An ATROCIOUS rating. I am undeniably a fan of the Fight Club film, but I did not expect its messages or even its plot to be found in the game. It seemed like it was trying to be a basic brawler and while it wouldn’t have been as interesting without the messages of its source material, it could have still been passable entertainment. However, the fact it is such a cheaply made cash-in is almost too much of an ironic situation not to address, as the fighting system in the game is such a failure that it’s hard to think that much thought or work went into it.  Characters have a lot of moves but no reason to use them as the worst and most boring strategies are the ones that are safe and work best, and even when you can land a violent looking attack, its during slow and rigid battles that are either mindless with human players or a battle with luck when the AI might suddenly deal huge damage to you with perfect responses to actions you take, even able to accurately respond to button mashing tactics somehow.

 

There is no value to this adaptation of Fight Club. Its side story adds nothing and only slices out segments of a greater plot to parade about to remind you of what you’re playing, and its battle system can’t even hit a generic level of acceptable video game action to make it enjoyable for those who don’t know anything about Fight Club. There’s the now famous rule from the film that feels more appropriate for the game than any other way of summarizing this game’s issue.

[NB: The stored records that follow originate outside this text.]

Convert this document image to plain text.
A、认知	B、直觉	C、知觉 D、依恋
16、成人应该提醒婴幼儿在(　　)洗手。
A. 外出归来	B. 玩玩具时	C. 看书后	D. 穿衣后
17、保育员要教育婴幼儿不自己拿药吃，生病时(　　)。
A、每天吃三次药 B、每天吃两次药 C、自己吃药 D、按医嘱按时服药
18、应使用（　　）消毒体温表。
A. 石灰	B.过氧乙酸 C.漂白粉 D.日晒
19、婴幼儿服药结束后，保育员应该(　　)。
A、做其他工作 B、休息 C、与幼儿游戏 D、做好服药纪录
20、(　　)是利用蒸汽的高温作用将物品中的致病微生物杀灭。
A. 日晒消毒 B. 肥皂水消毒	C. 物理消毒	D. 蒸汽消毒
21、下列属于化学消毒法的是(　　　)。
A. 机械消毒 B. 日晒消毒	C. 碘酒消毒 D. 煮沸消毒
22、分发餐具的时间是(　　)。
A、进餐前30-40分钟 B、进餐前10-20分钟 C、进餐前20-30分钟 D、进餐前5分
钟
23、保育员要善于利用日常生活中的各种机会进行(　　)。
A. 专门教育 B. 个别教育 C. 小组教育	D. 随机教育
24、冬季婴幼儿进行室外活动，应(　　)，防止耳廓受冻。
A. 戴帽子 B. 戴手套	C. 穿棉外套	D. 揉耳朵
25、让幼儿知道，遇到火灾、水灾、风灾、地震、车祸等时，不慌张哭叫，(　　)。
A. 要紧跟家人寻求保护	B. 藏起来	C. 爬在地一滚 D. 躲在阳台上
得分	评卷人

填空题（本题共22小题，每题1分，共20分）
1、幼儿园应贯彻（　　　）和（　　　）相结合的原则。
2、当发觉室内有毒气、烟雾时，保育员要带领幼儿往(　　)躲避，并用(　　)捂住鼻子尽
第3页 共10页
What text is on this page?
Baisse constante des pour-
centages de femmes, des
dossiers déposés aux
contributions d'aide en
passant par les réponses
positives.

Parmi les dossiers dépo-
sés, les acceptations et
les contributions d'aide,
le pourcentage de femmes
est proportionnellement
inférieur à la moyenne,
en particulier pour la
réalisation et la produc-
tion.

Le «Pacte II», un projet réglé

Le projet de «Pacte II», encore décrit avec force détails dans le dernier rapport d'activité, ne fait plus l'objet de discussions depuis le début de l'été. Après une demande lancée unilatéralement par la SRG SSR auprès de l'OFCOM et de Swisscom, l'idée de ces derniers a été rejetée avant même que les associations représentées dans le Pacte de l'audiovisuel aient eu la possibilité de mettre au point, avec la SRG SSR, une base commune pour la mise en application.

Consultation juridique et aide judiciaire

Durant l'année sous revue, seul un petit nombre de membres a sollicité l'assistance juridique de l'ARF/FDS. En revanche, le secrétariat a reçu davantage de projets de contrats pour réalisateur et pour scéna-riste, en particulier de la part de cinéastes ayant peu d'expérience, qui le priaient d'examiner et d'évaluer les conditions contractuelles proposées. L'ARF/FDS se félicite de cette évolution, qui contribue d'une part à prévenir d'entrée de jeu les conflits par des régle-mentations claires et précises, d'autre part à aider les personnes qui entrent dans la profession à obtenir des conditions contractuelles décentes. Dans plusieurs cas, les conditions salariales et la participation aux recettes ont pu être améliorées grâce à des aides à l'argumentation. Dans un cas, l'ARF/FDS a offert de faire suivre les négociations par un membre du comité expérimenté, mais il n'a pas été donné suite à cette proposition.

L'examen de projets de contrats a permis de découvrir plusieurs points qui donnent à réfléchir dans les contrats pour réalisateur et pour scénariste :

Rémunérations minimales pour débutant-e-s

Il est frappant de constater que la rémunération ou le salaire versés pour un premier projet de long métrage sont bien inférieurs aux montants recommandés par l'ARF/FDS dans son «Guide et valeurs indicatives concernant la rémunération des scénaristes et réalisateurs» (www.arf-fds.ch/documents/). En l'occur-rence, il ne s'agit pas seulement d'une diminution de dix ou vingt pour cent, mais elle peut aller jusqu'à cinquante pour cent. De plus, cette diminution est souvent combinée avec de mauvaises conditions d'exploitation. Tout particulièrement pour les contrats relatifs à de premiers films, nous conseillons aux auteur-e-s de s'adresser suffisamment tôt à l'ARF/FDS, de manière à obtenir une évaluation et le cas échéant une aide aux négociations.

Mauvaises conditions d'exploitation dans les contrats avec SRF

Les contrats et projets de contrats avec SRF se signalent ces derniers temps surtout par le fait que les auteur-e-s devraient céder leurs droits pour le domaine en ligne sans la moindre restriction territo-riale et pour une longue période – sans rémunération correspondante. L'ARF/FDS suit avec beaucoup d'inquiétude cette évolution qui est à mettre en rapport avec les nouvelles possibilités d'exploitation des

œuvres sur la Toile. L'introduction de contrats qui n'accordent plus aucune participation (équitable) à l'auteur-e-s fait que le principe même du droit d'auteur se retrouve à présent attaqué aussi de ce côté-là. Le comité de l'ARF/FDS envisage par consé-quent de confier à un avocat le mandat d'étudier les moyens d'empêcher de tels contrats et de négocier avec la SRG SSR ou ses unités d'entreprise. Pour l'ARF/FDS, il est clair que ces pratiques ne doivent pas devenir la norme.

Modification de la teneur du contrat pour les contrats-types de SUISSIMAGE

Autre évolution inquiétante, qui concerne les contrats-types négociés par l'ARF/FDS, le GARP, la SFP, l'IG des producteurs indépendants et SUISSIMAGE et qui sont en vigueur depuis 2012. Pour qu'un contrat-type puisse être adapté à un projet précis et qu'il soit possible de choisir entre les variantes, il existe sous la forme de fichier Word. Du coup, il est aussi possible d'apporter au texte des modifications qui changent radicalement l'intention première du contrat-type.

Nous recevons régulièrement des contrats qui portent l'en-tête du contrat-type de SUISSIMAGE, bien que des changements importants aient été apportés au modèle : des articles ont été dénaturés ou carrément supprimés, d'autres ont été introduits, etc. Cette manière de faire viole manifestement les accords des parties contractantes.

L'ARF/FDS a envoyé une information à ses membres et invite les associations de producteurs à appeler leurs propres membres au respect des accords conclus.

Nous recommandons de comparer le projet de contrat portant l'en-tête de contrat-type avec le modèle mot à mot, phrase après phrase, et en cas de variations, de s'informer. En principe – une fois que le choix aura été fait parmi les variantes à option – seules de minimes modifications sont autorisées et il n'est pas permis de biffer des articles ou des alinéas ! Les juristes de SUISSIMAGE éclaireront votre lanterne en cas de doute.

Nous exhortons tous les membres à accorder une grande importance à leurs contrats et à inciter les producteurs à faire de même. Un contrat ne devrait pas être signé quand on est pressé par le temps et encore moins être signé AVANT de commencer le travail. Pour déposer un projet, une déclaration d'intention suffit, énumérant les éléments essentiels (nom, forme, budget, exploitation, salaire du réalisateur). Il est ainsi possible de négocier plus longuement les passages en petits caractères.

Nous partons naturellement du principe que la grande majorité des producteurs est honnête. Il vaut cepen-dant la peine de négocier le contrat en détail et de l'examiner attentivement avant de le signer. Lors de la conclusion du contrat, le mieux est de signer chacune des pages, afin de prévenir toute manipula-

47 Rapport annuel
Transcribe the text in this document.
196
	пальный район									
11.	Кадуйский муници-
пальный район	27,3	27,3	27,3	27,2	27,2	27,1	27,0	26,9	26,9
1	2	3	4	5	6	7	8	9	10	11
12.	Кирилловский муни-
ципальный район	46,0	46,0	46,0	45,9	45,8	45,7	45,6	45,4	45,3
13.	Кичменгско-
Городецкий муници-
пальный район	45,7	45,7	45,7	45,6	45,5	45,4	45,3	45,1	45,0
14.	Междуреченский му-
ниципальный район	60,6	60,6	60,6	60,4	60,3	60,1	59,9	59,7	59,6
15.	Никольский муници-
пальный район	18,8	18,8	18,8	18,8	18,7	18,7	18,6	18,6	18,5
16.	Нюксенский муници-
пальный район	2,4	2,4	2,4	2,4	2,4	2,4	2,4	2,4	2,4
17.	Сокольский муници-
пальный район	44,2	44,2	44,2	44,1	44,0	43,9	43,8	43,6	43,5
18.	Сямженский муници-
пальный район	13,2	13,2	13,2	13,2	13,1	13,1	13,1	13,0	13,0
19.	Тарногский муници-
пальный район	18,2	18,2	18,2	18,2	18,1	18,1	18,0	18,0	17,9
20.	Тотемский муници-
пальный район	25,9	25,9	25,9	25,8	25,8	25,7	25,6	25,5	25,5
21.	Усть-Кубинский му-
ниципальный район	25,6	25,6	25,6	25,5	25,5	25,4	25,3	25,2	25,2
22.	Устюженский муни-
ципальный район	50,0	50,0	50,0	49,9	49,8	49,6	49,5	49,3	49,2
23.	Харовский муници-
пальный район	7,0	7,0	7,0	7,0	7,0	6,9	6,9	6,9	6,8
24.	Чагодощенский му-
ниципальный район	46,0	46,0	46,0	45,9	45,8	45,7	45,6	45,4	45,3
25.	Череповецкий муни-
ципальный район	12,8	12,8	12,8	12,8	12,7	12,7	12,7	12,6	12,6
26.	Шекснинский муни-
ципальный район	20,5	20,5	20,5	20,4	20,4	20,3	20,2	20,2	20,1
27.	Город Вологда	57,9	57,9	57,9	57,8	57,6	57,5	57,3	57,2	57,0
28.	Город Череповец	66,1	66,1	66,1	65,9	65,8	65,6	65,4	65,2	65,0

We should not talk about Fight Club.. the game at least, as it has nothing of value to offer us.

5 thoughts on “Fight Club (Xbox)

  • An Atrocious game that doesn’t qualify as a Disaster Report?

    Reply
    • jumpropeman

      It’s more likely than you think! Some games like this, Catch the Ball, and Sesame Street: Big Bird’s Hide and Speak are incredibly awful, but dissecting them thoroughly wouldn’t be too interesting because the game fails in a much more mundane way than the disasters.

      Reply
      • Oh. That makes sense. There’s train wreck bad and then just ordinary, boring bad.

        Reply
  • M Sheep

    “In Fight Club you can play as an assortment of characters from the film, or if you unlock them through the tedious trials that are the single player modes, Fred Durst and Abraham Lincoln.”

    What, and I didn’t think this is something I’d ever have to ask in my life, is the connection between Fred Durst and Abraham Lincoln?

    Reply
    • jumpropeman

      Limp Bizkit provides some music for the game so that explains Fred Durst, but Lincoln is likely a secret character due to a quote in the film where Tyler Durden says if he could fight any one character from history, it would be Abraham Lincoln. Unfortunately, while the character he is talking to says he wants to fight Gandhi, Gandhi is not playable.